What was he finding fault with? The garden beds, the trees, obedient to the hand of man, made a richly disposed picture. My little ideas of life had here grouped themselves and taken form with unwonted pleasure. I was provoked with grandfather’s lack of enthusiasm.
“See,” I said to him, not knowing just what to say, “those beautiful red cannas around the basin of the fountain.”
He took me by the arm with unexpected roughness.
“Look out, child, you’ll spoil the grass!”
I had indeed set my foot upon the grass border of the path. And I clearly perceived that grandfather was ridiculing my admiration and the garden both at once. Suddenly, under the influence of his sarcasm, I recalled the old garden, the old garden as it had been, a wild mass of foliage, when I might trample on the very borders, with their sparse flowers growing helter-skelter, where I had known the wild joy of liberty.
Grandfather would never have permitted himself such a criticism before my father. My mind having been drawn to observe the dissimilarity between them, I had noticed the constraint in their relations. Father was always making advances; treating grandfather with extreme deference; never failing to inquire as to his health, his walks, and even, indulgent to his meteorological hobby, asking him as to weather prospects.
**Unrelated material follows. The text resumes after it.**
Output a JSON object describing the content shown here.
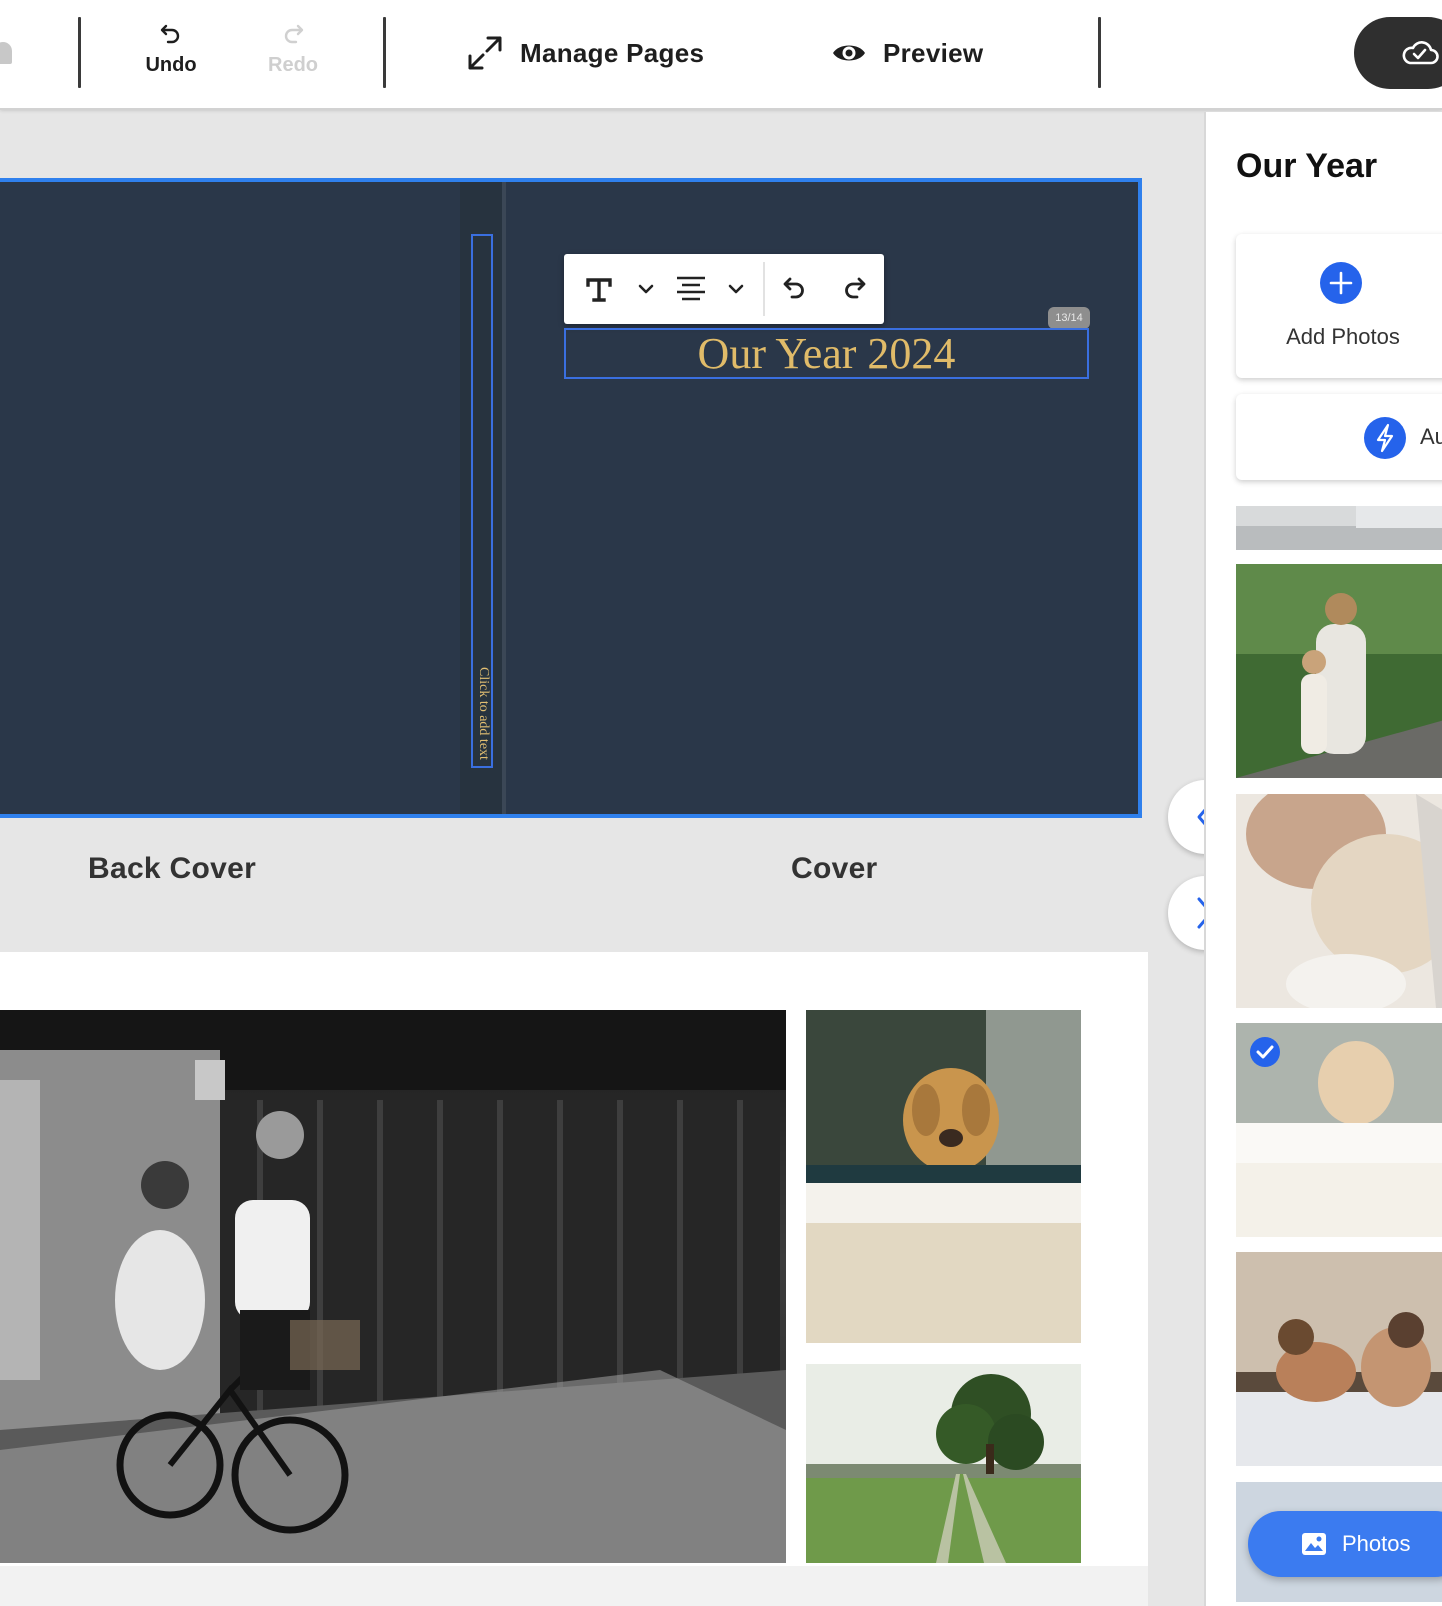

Grandfather would reply briefly, without making the slightest attempt to continue the conversation, which soon fell flat,—or he would bring forward his little wounding smile, as soon as a subject was introduced on which it was not certain that they were in agreement.
One day father asked for his account books, explaining that he needed to verify certain memoranda of claims upon the property which had not yet been settled and which appeared to be exorbitant. Grandfather opened his eyes:
“My account books?”
“Yes.”
“I never kept any.”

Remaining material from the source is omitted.